Thomas C. Lynch, Atty. Gen., Anthony S. Da Vigo and George J. Roth, Deputy Attys. Gen., for defendant-appellant.

Bertram McLees, Jr., County Counsel, San Diego, and Mary Gell, Deputy County Counsel, as Amici Curiae on behalf of defendant-appellant.

No appearance for plaintiff-respondent.

McCOMB, Acting Chief Judge.

Defendant (hereinafter referred to as 'the department') appeals from a judgment of the Superior Court of Los Angeles County granting a writ of mandate directing it to set aside an order suspending the driving privilege of plaintiff (hereinafter referred to as 'petitioner') for a period of one year (Veh.Code, § 13352, subd. (c)).

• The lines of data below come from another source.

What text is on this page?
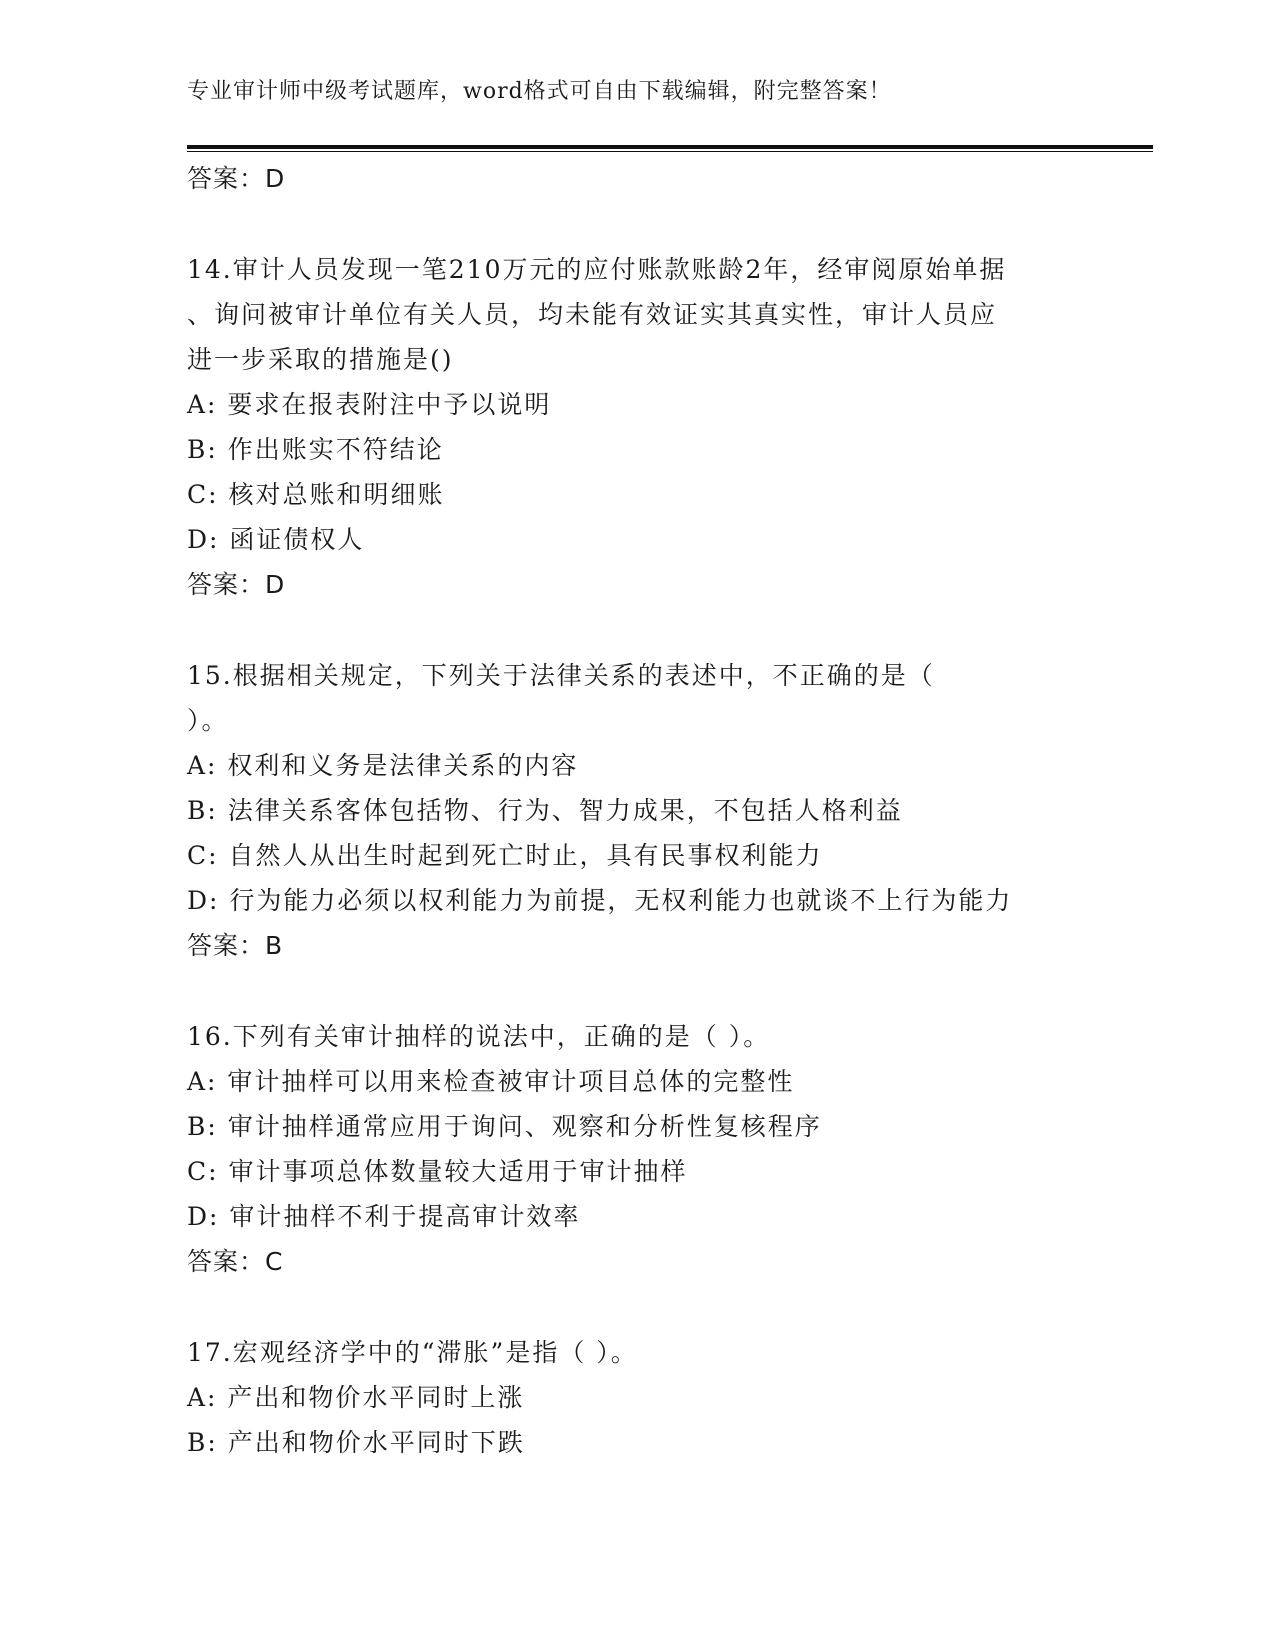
专业审计师中级考试题库，word格式可自由下载编辑，附完整答案！
答案：D
14.审计人员发现一笔210万元的应付账款账龄2年，经审阅原始单据
、询问被审计单位有关人员，均未能有效证实其真实性，审计人员应
进一步采取的措施是()
A: 要求在报表附注中予以说明
B: 作出账实不符结论
C: 核对总账和明细账
D: 函证债权人
答案：D
15.根据相关规定，下列关于法律关系的表述中，不正确的是（
）。
A: 权利和义务是法律关系的内容
B: 法律关系客体包括物、行为、智力成果，不包括人格利益
C: 自然人从出生时起到死亡时止，具有民事权利能力
D: 行为能力必须以权利能力为前提，无权利能力也就谈不上行为能力
答案：B
16.下列有关审计抽样的说法中，正确的是（ ）。
A: 审计抽样可以用来检查被审计项目总体的完整性
B: 审计抽样通常应用于询问、观察和分析性复核程序
C: 审计事项总体数量较大适用于审计抽样
D: 审计抽样不利于提高审计效率
答案：C
17.宏观经济学中的“滞胀”是指（ ）。
A: 产出和物价水平同时上涨
B: 产出和物价水平同时下跌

October 27, 1966, and February 26, 1968, petitioner pleaded guilty in the Municipal Court of the Los Angeles Judicial District to two separate misdemeanor charges of driving a vehicle while under the influence of intoxicating liquor (Veh.Code, § 23102). Petitioner was represented by counsel in the 1968 proceeding but not in the 1966 proceeding. No question was raised in the 1968 proceeding with respect to the validity of the 1966 conviction.

March 19, 1968, the department, under the authority of section 13352, subdivision (c), of the Vehicle Code, issued its order suspending petitioner's privilege to operate a motor vehicle on the highways of this state for a period of one year. 1 June 12, 1968, petitioner filed a petition for writ of mandate in the superior court against the department alone to compel it to set aside its order of suspension, on the ground that his 1966 conviction was void because he was not represented by counsel and did not waive his right to such representation at that time. The superior court granted the petition, finding that the 1966 conviction was invalid; and a judgment was rendered ordering that a peremptory writ of mandate issue directing the department to vacate and set aside its order suspending petitioner's driving privilege.

Question: Was it proper, in a mandate proceeding against the department alone, for the superior court to direct the department to set aside its order suspending petitioner's driving privilege, on the ground that his 1966 conviction was invalid, where there had been no prior adjudication of the invalidity thereof?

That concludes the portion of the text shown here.